"Fear Not!"

Throwing myself down a zipline in the Caribbean was scary. But not as scary as deciding to adopt as a single mother.

Being a single mother can be scary, but this mother overcame her fears

Last summer, Eleni and I traveled to the Caribbean island of St. Lucia. We had been invited on a trip to sample the pristine beauty of the island and embark on some outdoor adventures. On the first day, our group piled into an open-air Jeep, which proceeded to wind up mountainous roads, then careen past banana, mango, and cacao trees. The next day, we ziplined through the rainforest, wearing only a harness and helmet for protection. We soared along cables suspended high above treetops and gullies. Another day, we sailed out into the Caribbean, diving into deep, crystal-clear waters.

Each morning, I woke up to a brilliant sun — and did my best to steel my nerves for the day’s adventures. While Eleni and the other kids stood fearlessly in the front of the Jeep and waved to passersby, flew through the rainforest like Tarzan, or swam like dolphins in the water, I gingerly approached each activity and had to talk myself through my fears. When our Jeep turned sharply through the mountains, I took deep breaths and told myself to hang on. As I glided past palm trees in the rainforest, I tried to commend myself for being brave. (It helped when Eleni said, “Wow, Mom! You did it!”) And when I climbed back up on our sailboat, after communing with blue-striped fish and coral reefs (and seriously thinking I would drown), I breathed a sigh of relief, knowing I was safe and sound.
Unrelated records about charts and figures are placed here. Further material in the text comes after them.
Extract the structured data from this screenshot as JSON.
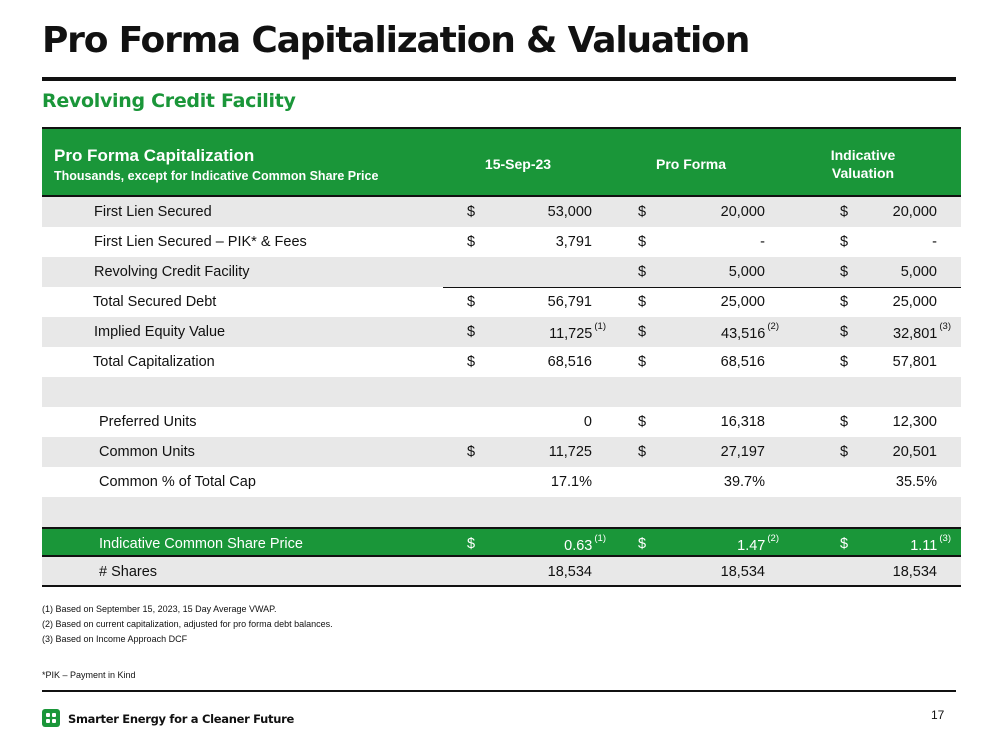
{
  "page": {
    "title": "Pro Forma Capitalization & Valuation",
    "subtitle": "Revolving Credit Facility",
    "page_number": "17",
    "tagline": "Smarter Energy for a Cleaner Future",
    "accent_color": "#1a9639"
  },
  "table": {
    "header": {
      "title": "Pro Forma Capitalization",
      "subtitle": "Thousands, except for Indicative Common Share Price",
      "col1": "15-Sep-23",
      "col2": "Pro Forma",
      "col3_line1": "Indicative",
      "col3_line2": "Valuation"
    },
    "rows": [
      {
        "label": "First Lien Secured",
        "a_cur": "$",
        "a": "53,000",
        "b_cur": "$",
        "b": "20,000",
        "c_cur": "$",
        "c": "20,000"
      },
      {
        "label": "First Lien Secured – PIK* & Fees",
        "a_cur": "$",
        "a": "3,791",
        "b_cur": "$",
        "b": "-",
        "c_cur": "$",
        "c": "-"
      },
      {
        "label": "Revolving Credit Facility",
        "a_cur": "",
        "a": "",
        "b_cur": "$",
        "b": "5,000",
        "c_cur": "$",
        "c": "5,000"
      },
      {
        "label": "Total Secured Debt",
        "a_cur": "$",
        "a": "56,791",
        "b_cur": "$",
        "b": "25,000",
        "c_cur": "$",
        "c": "25,000"
      },
      {
        "label": "Implied Equity Value",
        "a_cur": "$",
        "a": "11,725",
        "a_note": "(1)",
        "b_cur": "$",
        "b": "43,516",
        "b_note": "(2)",
        "c_cur": "$",
        "c": "32,801",
        "c_note": "(3)"
      },
      {
        "label": "Total Capitalization",
        "a_cur": "$",
        "a": "68,516",
        "b_cur": "$",
        "b": "68,516",
        "c_cur": "$",
        "c": "57,801"
      },
      {
        "label": "Preferred Units",
        "a_cur": "",
        "a": "0",
        "b_cur": "$",
        "b": "16,318",
        "c_cur": "$",
        "c": "12,300"
      },
      {
        "label": "Common Units",
        "a_cur": "$",
        "a": "11,725",
        "b_cur": "$",
        "b": "27,197",
        "c_cur": "$",
        "c": "20,501"
      },
      {
        "label": "Common % of Total Cap",
        "a_cur": "",
        "a": "17.1%",
        "b_cur": "",
        "b": "39.7%",
        "c_cur": "",
        "c": "35.5%"
      },
      {
        "label": "Indicative Common Share Price",
        "a_cur": "$",
        "a": "0.63",
        "a_note": "(1)",
        "b_cur": "$",
        "b": "1.47",
        "b_note": "(2)",
        "c_cur": "$",
        "c": "1.11",
        "c_note": "(3)"
      },
      {
        "label": "# Shares",
        "a_cur": "",
        "a": "18,534",
        "b_cur": "",
        "b": "18,534",
        "c_cur": "",
        "c": "18,534"
      }
    ]
  },
  "footnotes": [
    "(1) Based on September 15, 2023, 15 Day Average VWAP.",
    "(2) Based on current capitalization, adjusted for pro forma debt balances.",
    "(3) Based on Income Approach DCF"
  ],
  "pik_note": "*PIK – Payment in Kind"
}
I sometimes felt queasy, before or after our adventures. But because I was with a group, I pushed past my fears, so as not to embarrass myself or Eleni.

I also thought back to the time, years ago, when I sought to adopt a baby on my own. At each stage of the process — from choosing an agency to boarding a plane to China — I was petrified. In fact, minutes before we received our babies, in a registrar’s office in Changsha, I half-jokingly asked our facilitator, “Has anyone ever changed her mind at the last minute?”
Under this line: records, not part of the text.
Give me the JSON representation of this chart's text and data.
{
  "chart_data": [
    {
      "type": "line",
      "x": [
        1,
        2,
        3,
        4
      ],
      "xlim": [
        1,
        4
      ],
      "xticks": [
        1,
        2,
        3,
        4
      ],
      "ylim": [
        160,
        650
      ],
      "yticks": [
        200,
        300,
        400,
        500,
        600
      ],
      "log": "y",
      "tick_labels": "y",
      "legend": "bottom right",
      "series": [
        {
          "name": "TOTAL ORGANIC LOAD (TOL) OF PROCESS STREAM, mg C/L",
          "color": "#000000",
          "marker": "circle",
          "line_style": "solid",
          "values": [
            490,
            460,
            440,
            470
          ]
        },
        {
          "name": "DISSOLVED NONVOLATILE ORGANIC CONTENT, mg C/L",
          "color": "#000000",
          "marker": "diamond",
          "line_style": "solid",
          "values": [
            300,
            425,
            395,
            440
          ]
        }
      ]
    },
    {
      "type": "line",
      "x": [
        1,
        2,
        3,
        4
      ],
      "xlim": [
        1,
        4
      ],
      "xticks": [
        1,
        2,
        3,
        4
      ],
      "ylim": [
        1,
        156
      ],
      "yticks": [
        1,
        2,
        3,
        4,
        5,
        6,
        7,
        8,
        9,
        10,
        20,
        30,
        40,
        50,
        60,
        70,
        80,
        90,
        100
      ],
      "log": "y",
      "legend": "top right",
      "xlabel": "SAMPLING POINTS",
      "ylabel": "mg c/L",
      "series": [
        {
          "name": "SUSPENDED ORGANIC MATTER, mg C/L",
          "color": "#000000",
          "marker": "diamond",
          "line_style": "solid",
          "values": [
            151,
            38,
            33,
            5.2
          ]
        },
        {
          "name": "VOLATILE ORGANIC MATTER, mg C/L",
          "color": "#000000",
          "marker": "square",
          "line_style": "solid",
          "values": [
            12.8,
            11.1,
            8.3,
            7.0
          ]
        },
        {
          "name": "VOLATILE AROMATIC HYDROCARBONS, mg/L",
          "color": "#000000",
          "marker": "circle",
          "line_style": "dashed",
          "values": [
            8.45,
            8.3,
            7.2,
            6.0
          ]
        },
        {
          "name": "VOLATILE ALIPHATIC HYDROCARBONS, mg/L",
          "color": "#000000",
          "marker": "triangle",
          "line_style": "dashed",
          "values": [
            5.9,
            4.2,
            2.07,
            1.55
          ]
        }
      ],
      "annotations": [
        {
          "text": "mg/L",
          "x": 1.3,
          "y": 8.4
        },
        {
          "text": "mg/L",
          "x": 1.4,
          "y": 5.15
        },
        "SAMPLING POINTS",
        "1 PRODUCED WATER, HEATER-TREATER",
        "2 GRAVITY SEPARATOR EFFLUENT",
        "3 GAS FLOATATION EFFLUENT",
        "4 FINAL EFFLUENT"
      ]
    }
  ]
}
But during those 18 months, as I rode an emotional roller-coaster, I never seriously thought once about abandoning my plan for adoption. In the evenings, before falling asleep, I would see the face of a little girl, halfway around the world, who needed me. When I was frozen with fear — about finances, the future, or my abilities to parent single-handedly — I would say to myself, “You can be scared and turn back, or you can move forward and become a mother.” The road to China won out every time.

One morning, when Eleni was two, we were playing in the park, when a group of parents I knew began asking about Eleni’s adoption. They remarked how brave I was to have become a single mother. By that time, Eleni and I had been home for awhile, and my initial fears had long ago slipped away. (I was also too exhausted and busy to feel “brave.”) So I laughed and said, “Being a single mother isn’t that hard. You just get up in the morning, and do it.”

I had a similar feeling in St. Lucia, as I stood on a platform, 50 feet high, looking out at a stretch of treetops before me. I knew there was no turning back, so I let go, had faith, and enjoyed the ride.